Я нашел Мольера с гравюрами; эти гравюры показались мне нелепыми, и я понял только "Скупого". Я нашел комедии Детуша, и одна из самых нелепых растрогала меня до слез. Там была история любви, соединенной с великодушием, а это было мое слабое место. Тщетно ищу я в памяти название этой комедии, неизвестной даже среди неизвестных комедий этого пошлого дипломата. "Ночной барабан" на тему, заимствованную с английского, очень позабавил меня.
Для меня твердо установленный факт, что в возрасте семи лет я решил писать комедии, как Мольер. Лет десять назад я еще помнил, как возникло это решение.
Дед был очень обрадован моим восторгом по поводу "Дон-Кихота", о котором я ему рассказал, так как я говорил ему почти все; этот превосходный шестидесятипятилетний человек был, в сущности, моим единственным товарищем.
Он дал мне, тайком от своей дочери Серафи, "Неистового Роланда", перевод или, пожалуй, подражание Ариосто г-на де Трессана (сын которого теперь генерал-майор, а в 1820 году довольно пошлый ультра, но в 1788-м очаровательный молодой человек, очень способствовал тому, чтобы я научился читать, обещая подарить мне книжку, полную картинок, которую он мне так и не дал, нарушив свое слово, что вызвало во мне сильное негодование).
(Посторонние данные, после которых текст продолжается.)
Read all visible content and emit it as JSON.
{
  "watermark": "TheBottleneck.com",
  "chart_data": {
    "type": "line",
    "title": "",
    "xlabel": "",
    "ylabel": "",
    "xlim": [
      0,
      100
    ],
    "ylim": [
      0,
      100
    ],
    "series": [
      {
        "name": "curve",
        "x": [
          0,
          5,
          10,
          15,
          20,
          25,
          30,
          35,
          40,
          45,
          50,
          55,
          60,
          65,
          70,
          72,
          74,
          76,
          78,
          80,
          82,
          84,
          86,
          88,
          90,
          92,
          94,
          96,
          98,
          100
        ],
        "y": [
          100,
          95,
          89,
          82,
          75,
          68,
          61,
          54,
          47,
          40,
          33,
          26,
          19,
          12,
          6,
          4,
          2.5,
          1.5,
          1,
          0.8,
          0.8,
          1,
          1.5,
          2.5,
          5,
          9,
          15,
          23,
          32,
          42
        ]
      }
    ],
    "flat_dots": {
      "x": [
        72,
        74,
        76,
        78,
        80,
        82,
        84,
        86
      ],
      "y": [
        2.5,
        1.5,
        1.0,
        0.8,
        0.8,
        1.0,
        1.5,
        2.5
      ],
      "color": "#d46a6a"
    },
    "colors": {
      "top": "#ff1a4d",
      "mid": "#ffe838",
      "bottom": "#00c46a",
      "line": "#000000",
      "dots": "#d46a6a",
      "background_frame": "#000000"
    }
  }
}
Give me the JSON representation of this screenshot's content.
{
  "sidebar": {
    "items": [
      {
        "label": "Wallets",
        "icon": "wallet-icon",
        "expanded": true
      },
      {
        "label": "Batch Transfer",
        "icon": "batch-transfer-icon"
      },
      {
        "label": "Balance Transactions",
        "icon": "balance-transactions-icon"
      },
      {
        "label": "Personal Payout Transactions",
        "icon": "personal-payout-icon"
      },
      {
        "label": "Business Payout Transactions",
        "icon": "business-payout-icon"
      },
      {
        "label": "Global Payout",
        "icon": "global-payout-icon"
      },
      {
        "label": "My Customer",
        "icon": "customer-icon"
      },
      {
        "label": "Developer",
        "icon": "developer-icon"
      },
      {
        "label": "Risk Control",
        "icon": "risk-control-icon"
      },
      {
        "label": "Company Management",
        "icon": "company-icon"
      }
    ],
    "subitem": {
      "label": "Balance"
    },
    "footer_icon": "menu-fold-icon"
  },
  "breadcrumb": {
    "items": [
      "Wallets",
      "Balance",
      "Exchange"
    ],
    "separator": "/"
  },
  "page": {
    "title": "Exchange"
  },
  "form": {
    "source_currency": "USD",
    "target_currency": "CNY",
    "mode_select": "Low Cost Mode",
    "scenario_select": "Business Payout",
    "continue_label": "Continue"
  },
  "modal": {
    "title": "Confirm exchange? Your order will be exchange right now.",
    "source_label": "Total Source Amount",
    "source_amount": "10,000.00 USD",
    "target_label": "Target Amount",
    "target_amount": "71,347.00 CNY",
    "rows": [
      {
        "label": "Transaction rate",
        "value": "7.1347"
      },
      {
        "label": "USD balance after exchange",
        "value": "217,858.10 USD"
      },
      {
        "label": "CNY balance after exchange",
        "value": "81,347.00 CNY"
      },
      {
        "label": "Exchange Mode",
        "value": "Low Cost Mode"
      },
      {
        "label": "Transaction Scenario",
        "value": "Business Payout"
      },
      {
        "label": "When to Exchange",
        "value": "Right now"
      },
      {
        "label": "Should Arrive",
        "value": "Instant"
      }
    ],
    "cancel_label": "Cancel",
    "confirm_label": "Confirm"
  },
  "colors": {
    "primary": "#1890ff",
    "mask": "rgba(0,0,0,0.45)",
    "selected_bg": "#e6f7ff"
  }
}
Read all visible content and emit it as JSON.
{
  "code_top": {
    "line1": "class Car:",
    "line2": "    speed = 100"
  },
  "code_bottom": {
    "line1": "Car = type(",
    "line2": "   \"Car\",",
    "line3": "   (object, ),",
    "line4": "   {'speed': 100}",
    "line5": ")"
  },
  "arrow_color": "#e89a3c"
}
Ариосто образовал мой характер, я безумно влюбился в Брадаманту, которую представлял себе в виде рослой и полной двадцатичетырехлетней девицы с прелестями ослепительной белизны.
Мне были противны все мещанские и пошлые подробности, которыми пользовался Мольер для выражения своей мысли. Эти подробности слишком напоминали мою несчастную жизнь. Три дня тому назад (декабрь 1835 года), когда два моих знакомых буржуа разыграли между собой смешную сценку мелочного притворства и легких пререканий, я отошел на десяток шагов, чтобы не слышать. Я чувствую отвращение к подобным вещам, и это помешало мне приобрести жизненный опыт. Это далеко не маленькое несчастье.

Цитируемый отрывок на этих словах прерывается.